The Alphaville Herald

Was Vivox Chat p0wned by Emerald Developers?

by Pixeleen Mistral on 30/08/10 at 12:16 pm

LindenWorld staff meetings an open book to ban-proof Fractured Crystal, Lonely Bluebird?

Did two Emerald developers – Fractured Crystal and Lonely Bluebird – taunt Emerald critic Hazim Gazov after using the Vivox voice chat admin portal disable Gazov’s Second Life voice? Were the rogue developers able to track Lab staff on private Linden-only islands? It appears so, if a screen capture provided to the Herald this weekend can be believed.

Over the last several months, a YouTube video and chatlogs have circulated, both of which strongly suggest both Fractured Crystal and Lonely Bluebird took the faction wars between the Emeralds and the Soviet Woodbury group to new levels after the Emerald’s site security was compromised and the data mining operation was revealed. This weekend, a source we will refer to as DeepYiff has provided the Herald with evidence the exploit that left Hazim Gazov speechless could also have compromised the security of all Vivox voice chat in Second Life.

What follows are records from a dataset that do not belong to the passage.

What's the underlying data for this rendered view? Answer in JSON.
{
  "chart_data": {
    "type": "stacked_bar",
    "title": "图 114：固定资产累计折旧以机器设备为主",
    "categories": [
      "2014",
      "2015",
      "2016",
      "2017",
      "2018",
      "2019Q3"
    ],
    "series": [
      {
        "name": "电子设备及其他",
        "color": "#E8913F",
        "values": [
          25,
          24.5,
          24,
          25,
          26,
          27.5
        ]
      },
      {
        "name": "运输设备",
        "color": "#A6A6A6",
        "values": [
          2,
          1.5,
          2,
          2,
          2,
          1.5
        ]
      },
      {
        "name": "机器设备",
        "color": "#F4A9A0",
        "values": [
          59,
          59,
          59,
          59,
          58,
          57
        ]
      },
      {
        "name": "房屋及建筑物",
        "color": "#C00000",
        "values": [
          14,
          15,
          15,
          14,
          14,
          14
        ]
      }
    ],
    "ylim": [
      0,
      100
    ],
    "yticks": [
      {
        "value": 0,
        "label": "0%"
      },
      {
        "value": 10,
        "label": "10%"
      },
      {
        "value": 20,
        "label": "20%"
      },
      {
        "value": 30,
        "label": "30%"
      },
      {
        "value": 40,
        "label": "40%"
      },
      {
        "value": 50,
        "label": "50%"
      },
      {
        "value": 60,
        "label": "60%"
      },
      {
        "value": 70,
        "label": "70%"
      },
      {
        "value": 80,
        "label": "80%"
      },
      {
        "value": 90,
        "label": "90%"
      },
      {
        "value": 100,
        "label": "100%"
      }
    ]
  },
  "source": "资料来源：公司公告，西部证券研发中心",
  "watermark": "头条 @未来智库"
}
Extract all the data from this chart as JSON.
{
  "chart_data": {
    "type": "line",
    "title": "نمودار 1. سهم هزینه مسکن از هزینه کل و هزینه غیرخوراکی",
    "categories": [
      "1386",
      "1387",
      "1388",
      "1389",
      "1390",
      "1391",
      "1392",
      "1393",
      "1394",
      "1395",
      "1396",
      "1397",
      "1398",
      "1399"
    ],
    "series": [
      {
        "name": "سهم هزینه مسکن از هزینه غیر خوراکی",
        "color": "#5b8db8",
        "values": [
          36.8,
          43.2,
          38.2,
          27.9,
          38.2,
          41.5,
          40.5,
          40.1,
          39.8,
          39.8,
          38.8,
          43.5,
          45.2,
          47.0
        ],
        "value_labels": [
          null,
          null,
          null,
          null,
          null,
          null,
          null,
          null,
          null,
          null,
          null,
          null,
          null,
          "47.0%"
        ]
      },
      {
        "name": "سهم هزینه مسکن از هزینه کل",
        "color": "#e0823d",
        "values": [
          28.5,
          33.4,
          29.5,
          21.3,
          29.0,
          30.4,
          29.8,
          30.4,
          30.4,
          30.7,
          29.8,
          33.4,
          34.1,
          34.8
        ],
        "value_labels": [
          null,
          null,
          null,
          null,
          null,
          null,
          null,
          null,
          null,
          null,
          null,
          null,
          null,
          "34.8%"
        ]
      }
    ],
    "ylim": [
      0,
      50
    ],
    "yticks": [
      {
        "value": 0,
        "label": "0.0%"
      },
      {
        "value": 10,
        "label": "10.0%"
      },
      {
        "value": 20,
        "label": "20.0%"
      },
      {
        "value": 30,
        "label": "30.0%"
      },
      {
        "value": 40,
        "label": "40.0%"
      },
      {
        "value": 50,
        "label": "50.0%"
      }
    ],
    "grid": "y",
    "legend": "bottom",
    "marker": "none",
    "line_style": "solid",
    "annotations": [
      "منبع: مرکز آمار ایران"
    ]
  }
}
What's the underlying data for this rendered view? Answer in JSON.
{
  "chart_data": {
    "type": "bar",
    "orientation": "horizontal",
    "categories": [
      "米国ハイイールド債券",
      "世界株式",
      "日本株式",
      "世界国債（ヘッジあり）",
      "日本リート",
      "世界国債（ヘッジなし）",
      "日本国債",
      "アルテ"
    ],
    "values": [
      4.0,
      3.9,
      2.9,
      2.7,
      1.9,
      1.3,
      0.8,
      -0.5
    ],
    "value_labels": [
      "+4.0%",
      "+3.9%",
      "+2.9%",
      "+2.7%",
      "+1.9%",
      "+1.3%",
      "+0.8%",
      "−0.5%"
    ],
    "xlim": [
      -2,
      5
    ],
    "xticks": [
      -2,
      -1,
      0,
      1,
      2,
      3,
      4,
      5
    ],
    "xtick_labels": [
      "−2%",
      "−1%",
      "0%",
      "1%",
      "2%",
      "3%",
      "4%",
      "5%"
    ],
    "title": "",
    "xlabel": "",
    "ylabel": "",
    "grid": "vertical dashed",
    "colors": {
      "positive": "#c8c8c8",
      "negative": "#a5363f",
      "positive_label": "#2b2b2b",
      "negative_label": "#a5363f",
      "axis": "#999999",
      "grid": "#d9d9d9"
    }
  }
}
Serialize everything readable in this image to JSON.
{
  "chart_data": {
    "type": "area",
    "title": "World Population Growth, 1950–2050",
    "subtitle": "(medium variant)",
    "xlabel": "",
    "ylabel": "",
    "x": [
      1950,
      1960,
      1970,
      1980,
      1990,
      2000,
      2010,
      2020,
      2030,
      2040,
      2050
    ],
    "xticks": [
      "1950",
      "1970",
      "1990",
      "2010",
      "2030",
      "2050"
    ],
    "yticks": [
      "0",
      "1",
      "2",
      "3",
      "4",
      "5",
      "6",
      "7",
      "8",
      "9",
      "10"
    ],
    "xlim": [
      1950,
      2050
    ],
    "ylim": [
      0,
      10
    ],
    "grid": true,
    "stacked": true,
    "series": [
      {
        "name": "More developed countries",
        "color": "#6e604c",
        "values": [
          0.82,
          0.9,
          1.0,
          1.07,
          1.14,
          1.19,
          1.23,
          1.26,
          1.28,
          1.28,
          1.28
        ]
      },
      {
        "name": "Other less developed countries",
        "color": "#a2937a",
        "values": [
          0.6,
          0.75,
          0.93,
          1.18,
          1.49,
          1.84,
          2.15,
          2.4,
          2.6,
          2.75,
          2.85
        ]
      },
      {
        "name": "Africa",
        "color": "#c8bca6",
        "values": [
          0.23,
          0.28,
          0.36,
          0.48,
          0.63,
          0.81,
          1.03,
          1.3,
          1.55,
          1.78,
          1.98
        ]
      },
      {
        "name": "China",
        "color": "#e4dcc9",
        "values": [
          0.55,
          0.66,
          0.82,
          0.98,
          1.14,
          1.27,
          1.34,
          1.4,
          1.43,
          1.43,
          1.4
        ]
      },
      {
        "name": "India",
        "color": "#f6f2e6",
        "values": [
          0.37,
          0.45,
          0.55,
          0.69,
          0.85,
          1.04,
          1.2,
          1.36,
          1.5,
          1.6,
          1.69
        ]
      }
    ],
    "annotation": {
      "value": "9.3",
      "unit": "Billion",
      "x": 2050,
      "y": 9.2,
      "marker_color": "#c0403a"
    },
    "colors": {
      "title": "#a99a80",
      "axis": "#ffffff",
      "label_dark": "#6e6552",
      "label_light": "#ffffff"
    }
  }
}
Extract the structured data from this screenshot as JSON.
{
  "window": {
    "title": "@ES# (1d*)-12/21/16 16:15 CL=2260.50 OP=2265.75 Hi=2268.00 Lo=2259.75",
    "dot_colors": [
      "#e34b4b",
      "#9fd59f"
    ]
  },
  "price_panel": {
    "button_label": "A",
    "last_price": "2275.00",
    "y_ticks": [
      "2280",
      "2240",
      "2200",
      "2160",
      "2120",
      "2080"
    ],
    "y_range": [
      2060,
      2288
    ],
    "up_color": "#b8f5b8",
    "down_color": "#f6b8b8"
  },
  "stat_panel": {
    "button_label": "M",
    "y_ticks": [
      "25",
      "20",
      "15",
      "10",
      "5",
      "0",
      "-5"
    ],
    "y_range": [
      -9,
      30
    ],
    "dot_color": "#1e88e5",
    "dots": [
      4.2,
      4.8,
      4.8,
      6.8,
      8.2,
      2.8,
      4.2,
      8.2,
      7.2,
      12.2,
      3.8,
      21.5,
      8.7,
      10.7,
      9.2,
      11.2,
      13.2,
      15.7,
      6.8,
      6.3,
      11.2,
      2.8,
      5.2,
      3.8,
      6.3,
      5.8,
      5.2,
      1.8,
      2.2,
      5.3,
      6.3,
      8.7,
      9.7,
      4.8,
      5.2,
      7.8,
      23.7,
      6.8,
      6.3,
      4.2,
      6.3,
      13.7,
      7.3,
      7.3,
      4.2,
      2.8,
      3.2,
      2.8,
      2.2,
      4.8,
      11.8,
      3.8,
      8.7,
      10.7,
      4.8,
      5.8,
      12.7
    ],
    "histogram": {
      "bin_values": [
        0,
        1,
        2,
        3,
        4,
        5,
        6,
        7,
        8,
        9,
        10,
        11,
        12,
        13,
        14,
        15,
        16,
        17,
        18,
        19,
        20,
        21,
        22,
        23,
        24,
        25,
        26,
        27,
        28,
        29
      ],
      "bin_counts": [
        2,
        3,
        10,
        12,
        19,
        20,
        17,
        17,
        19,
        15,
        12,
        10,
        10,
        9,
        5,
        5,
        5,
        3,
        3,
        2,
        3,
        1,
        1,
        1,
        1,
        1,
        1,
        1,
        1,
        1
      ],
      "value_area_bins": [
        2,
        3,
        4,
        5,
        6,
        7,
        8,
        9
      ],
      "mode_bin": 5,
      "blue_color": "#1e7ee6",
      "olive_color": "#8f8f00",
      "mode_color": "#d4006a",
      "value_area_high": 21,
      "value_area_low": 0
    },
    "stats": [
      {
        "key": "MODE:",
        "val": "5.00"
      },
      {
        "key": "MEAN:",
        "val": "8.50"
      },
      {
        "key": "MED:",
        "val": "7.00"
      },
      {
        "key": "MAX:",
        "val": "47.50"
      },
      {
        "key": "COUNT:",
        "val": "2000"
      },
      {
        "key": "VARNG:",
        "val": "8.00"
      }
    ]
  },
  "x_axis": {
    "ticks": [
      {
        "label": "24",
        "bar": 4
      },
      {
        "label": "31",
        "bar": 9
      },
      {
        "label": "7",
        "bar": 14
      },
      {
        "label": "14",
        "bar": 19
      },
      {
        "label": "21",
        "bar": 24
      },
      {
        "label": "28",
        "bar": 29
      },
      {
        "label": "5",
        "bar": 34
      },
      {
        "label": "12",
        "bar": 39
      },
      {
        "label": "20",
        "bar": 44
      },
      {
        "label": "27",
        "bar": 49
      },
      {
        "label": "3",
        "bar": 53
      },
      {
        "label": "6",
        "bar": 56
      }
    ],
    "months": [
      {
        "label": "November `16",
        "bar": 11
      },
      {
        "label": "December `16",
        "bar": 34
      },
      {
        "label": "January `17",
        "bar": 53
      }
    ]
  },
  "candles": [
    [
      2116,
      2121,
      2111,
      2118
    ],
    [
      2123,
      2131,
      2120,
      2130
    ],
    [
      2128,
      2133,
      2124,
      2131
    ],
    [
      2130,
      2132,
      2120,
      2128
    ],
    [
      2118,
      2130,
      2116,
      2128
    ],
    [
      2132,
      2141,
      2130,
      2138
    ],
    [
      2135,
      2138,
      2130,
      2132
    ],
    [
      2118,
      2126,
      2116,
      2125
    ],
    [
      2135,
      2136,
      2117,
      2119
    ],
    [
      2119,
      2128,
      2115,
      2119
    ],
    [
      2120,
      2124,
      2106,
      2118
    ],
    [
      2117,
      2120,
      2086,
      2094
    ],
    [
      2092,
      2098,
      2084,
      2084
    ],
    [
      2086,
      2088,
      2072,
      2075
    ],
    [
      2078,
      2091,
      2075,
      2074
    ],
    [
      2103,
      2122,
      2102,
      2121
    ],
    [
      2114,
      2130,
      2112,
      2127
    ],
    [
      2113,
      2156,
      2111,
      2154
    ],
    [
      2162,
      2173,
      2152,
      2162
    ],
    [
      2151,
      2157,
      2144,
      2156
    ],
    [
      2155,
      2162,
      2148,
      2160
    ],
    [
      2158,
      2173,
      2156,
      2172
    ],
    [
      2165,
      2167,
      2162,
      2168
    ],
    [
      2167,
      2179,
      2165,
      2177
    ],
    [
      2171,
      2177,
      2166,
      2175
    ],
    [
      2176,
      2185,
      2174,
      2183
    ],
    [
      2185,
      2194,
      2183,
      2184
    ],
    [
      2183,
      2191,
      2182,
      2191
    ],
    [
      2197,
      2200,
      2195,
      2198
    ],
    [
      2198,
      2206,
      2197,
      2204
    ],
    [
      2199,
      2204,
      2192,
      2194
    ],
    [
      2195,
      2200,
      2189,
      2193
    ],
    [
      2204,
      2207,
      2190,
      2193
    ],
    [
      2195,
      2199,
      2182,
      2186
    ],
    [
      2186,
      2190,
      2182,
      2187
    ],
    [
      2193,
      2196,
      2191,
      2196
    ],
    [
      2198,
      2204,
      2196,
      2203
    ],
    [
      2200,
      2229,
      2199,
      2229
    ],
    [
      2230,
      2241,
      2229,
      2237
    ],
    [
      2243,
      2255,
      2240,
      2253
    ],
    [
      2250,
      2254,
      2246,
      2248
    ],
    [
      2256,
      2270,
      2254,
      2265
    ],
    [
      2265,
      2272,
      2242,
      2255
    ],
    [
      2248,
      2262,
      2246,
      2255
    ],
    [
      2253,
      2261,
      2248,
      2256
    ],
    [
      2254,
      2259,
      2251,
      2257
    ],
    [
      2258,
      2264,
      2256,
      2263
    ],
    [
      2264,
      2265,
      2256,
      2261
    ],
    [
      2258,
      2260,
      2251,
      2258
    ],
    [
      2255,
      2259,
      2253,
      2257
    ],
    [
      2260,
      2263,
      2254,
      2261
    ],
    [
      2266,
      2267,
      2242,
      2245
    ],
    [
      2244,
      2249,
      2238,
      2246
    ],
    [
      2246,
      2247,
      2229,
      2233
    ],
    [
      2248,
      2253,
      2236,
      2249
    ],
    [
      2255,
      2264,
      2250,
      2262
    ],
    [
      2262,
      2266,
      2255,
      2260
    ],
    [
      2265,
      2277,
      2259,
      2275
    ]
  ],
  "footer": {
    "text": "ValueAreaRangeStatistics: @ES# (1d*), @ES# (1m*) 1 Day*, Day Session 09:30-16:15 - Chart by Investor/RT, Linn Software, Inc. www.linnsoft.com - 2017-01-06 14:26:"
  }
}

While it is impossible to be absolutely certain that the screen captures DeepYiff provided are real, they appear to be the Vivox administration portal which can be used to mute, kick, or ban players from the voice service. The Vivox documentation also states that administrative users can listen in to chat channels without appearing to other users – something that may give pause to the Linden staff using Vivox chat for in-world meetings.  The screen capture below shows what is seems to be a Linden staff meeting in progress on the LindenWorld B private island.

click image for full size view

According to Emerald critic Hazim Gazov, both Joe Linden and Soft Linden were aware that some sort of Vivox exploit had taken place after Mr. Gazov reported that his Vivox chat had been disabled. However it is unclear what – if any – action was taken other than to re-enable Mr. Gazov’s voicechat.

While the Vivox admin screen capture appears to be a bit dated – 1/3 of the Linden staff shown are no longer with the lab, presumably due to the lab’s recent cost cutting measures – it appears to be common knowledge in certain circles that chat has been badly compromised.

I asked Plastic Duck for comment last night, and while he was unsure of the exact method Fractured Crystal (jcool) used, Plastic Duck thought it likely that Fractured Crystal had gained control over the Vivox admin interface.

Pixeleen Mistral: what do you know about the VIvox admin interface?
Plastic Duck: it’s insecure
Pixeleen Mistral: how insecure?
Plastic Duck: jcool was able to get full access
Pixeleen Mistral: yeah, I got a screen shot that implies that
Plastic Duck: and disable peoples accounts
Pixeleen Mistral: Hazim’s account for instance
Plastic Duck: yeah
Pixeleen Mistral: but Vivox has a game moderator can listen in feature
Pixeleen Mistral: and LL uses vivox for staff meetings
Plastic Duck: yeah he can likely listen in on whatever
Pixeleen Mistral: any idea how jcool got in?
Plastic Duck: from what I understand you could just force some admin bit
Plastic Duck: and the servers would happily comply
Plastic Duck: or it could have been related to the exploit that lets you run a rogue sim
Plastic Duck: jcool was abusing the shit out of that one
Plastic Duck: to download files from peoples computers heh
 

All of this raises further questions about why Fractured Crystal has not been banned from Second Life – and how much longer the Lab will tolerate the Emerald gang. Fractured Crystal claimed responsiblity for the DDoS attack that led to Philip Linden warning players against the Emerald viewer last week, but perhaps he overheard something in a staff meeting that made him ban-proof.